IKKS Future Hangs in Balance As Court Delays Decision to December 12

IKKS Future Hangs in Balance As Court Delays Decision to December 12

Employees of the French premium brand IKKS must now await December 12 to learn the decision of the Paris Economic Activities Court regarding the company's future. This delay follows a hearing held on November 28, as confirmed by a union source involved in the proceedings.

IKKS, which boasted approximately 550 outlets across nine countries by the end of 2024, including 230 affiliated stores, and employed around 1,300 individuals, was placed into receivership in early October. This move came after its primary owners, the US groups Avenue Capital, CarVal Investors, and Marathon Asset Management, had been actively seeking a buyer for the brand for several months.

Initially, a dozen takeover bids were submitted, predominantly from French retail entities. These proposals generally focused on partial acquisitions, encompassing specific assets, inventory, portions of the store network, and associated staff. These initial offers have since undergone refinement and were presented to employee representatives in recent days.

The field of potential buyers has since narrowed significantly, with some bidders withdrawing their proposals. Notably, Verdoso, the owner of The Kooples, has officially confirmed its withdrawal from the takeover process. However, FashionNetwork.com has reviewed several improved bids submitted by other contenders.

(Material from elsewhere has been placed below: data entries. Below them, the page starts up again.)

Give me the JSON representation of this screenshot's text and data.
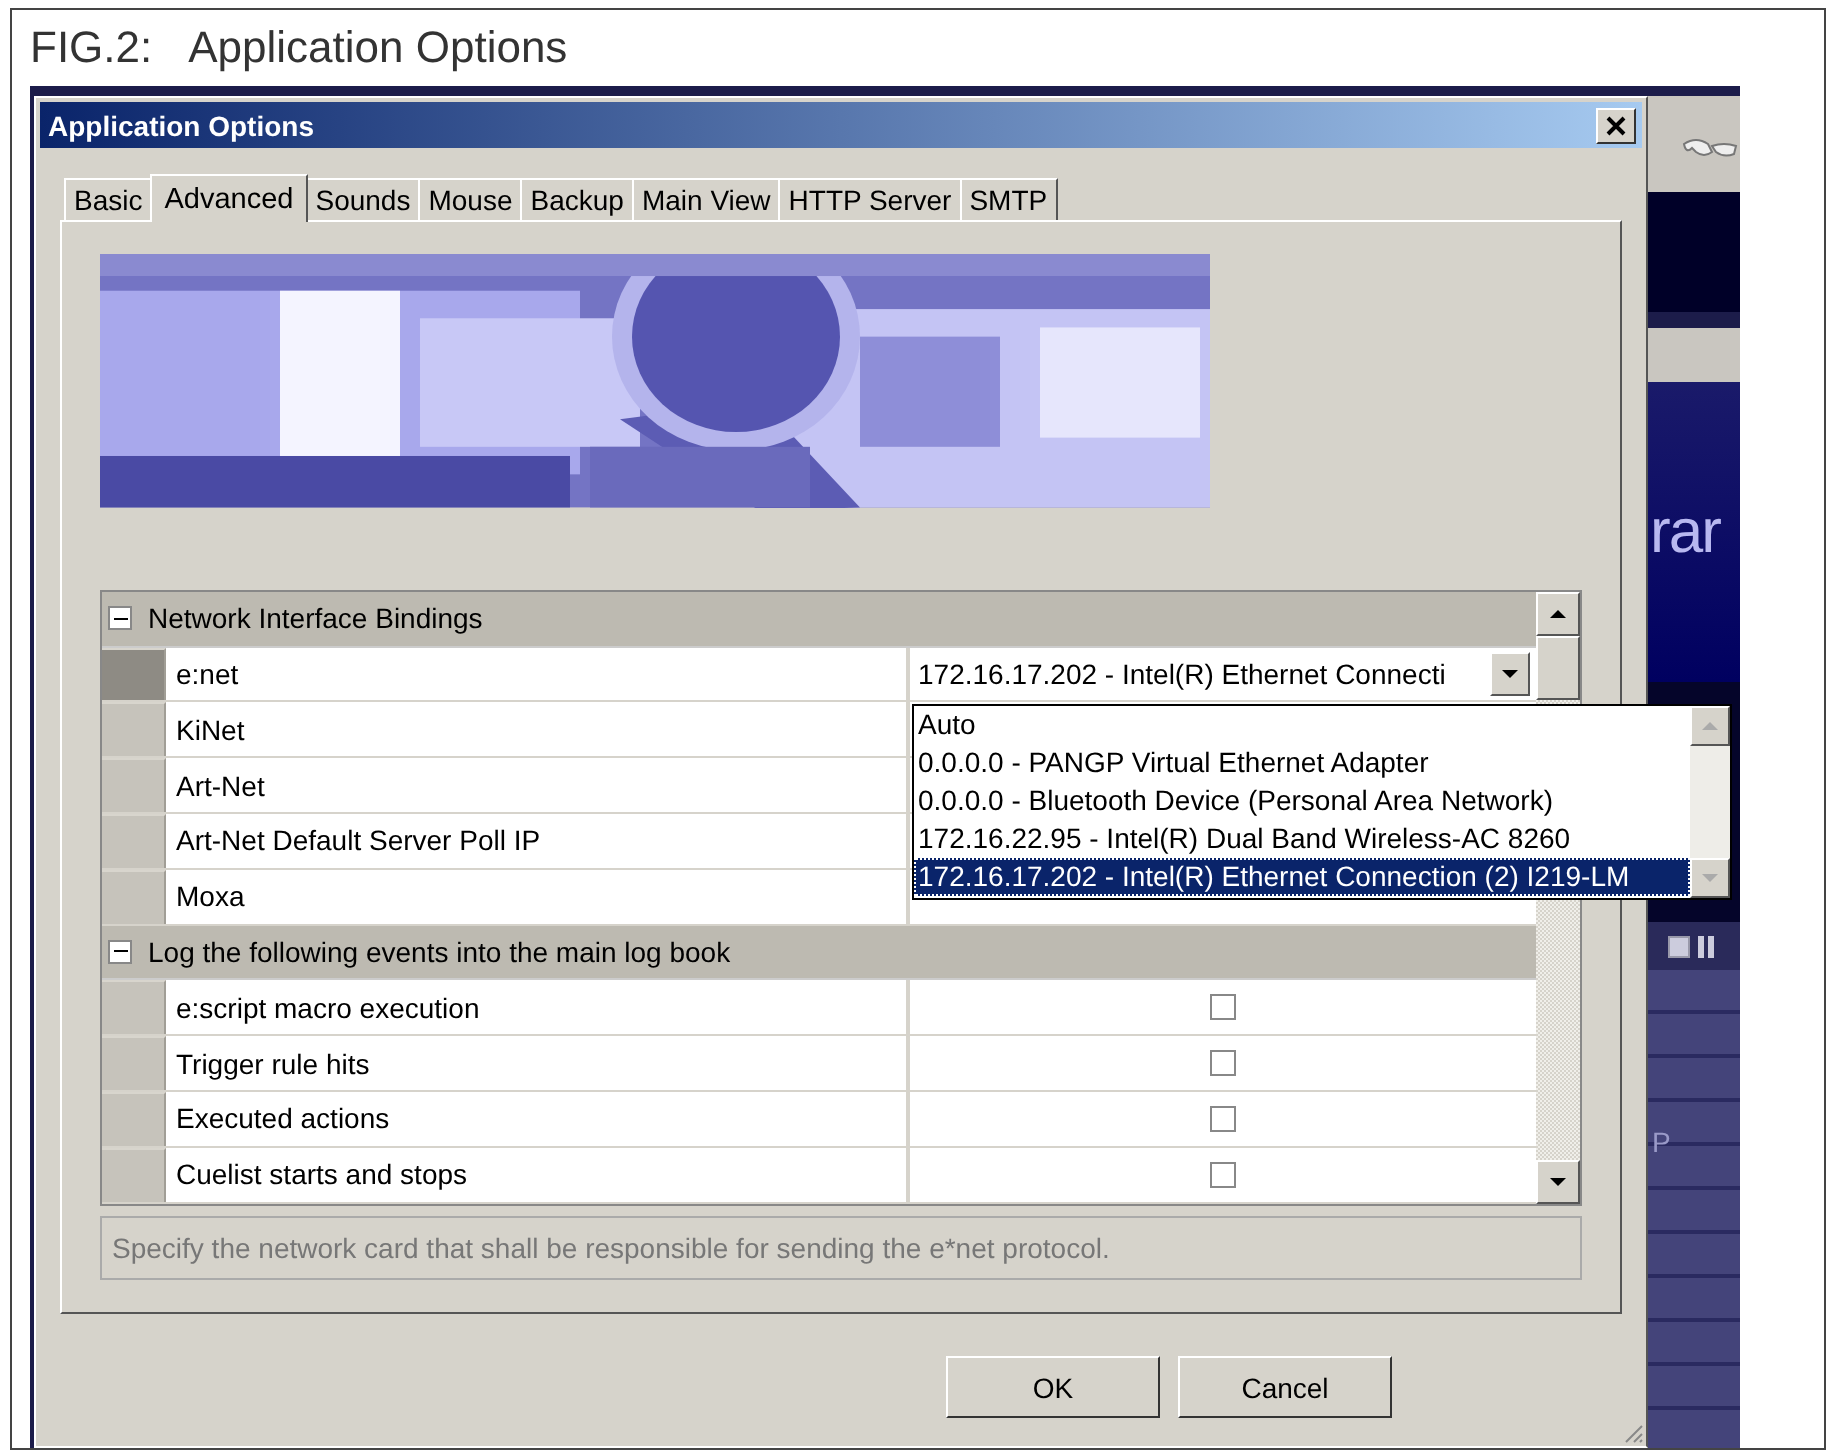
{
  "caption": {
    "label": "FIG.2:",
    "title": "Application Options"
  },
  "dialog": {
    "title": "Application Options",
    "tabs": [
      {
        "label": "Basic",
        "selected": false
      },
      {
        "label": "Advanced",
        "selected": true
      },
      {
        "label": "Sounds",
        "selected": false
      },
      {
        "label": "Mouse",
        "selected": false
      },
      {
        "label": "Backup",
        "selected": false
      },
      {
        "label": "Main View",
        "selected": false
      },
      {
        "label": "HTTP Server",
        "selected": false
      },
      {
        "label": "SMTP",
        "selected": false
      }
    ],
    "grid": {
      "sections": [
        {
          "title": "Network Interface Bindings",
          "expanded": true,
          "rows": [
            {
              "name": "e:net",
              "kind": "dropdown",
              "value": "172.16.17.202 - Intel(R) Ethernet Connecti",
              "selected": true
            },
            {
              "name": "KiNet",
              "kind": "text",
              "selected": false
            },
            {
              "name": "Art-Net",
              "kind": "text",
              "selected": false
            },
            {
              "name": "Art-Net Default Server Poll IP",
              "kind": "text",
              "selected": false
            },
            {
              "name": "Moxa",
              "kind": "text",
              "selected": false
            }
          ]
        },
        {
          "title": "Log the following events into the main log book",
          "expanded": true,
          "rows": [
            {
              "name": "e:script macro execution",
              "kind": "checkbox",
              "checked": false,
              "selected": false
            },
            {
              "name": "Trigger rule hits",
              "kind": "checkbox",
              "checked": false,
              "selected": false
            },
            {
              "name": "Executed actions",
              "kind": "checkbox",
              "checked": false,
              "selected": false
            },
            {
              "name": "Cuelist starts and stops",
              "kind": "checkbox",
              "checked": false,
              "selected": false
            }
          ]
        }
      ]
    },
    "dropdown": {
      "items": [
        {
          "label": "Auto",
          "selected": false
        },
        {
          "label": "0.0.0.0 - PANGP Virtual Ethernet Adapter",
          "selected": false
        },
        {
          "label": "0.0.0.0 - Bluetooth Device (Personal Area Network)",
          "selected": false
        },
        {
          "label": "172.16.22.95 - Intel(R) Dual Band Wireless-AC 8260",
          "selected": false
        },
        {
          "label": "172.16.17.202 - Intel(R) Ethernet Connection (2) I219-LM",
          "selected": true
        }
      ]
    },
    "help": "Specify the network card that shall be responsible for sending the e*net protocol.",
    "buttons": [
      "OK",
      "Cancel"
    ]
  },
  "background_window": {
    "texts": [
      "rar",
      "P"
    ]
  }
}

Among the most substantially revised offers is the one spearheaded by Santiago Cucci, the current chairman of HoldIKKS, in partnership with Michaël Benabou, co-founder of Veepee. Their initial plan, which proposed retaining 141 points of sale (including 88 directly operated stores) and 391 direct jobs, has been significantly upgraded. The revised bid now aims to take over 219 points of sale in France, comprising 92 directly operated stores, 27 Galeries Lafayette corners, and 100 affiliated stores, with a commitment to retain 546 employees within the directly operated scope.

Faguo, which initially presented a highly targeted offer for 13 stores, has also increased its bid. The company is now proposing to acquire 15 stores for a total of €200,000, committing to retain 30 jobs. It is worth noting that the Brittany-based Beaumanoir group had initially supported Faguo's bid to acquire IKKS's brands and five stores. While Beaumanoir remains in the running, an improved offer from the group has not yet been reviewed by FashionNetwork.com.

The status of improved offers from other bidders, including Pimkie shareholder Amoniss, BCRI (the recent buyer of Café Coton), and AA Investments (which owns Bonne Gueule, L'Exception, and Smallable), also remains unreviewed for the time being. All eyes are now on the Paris Economic Activities Court, which is scheduled to deliver its definitive ruling on December 12.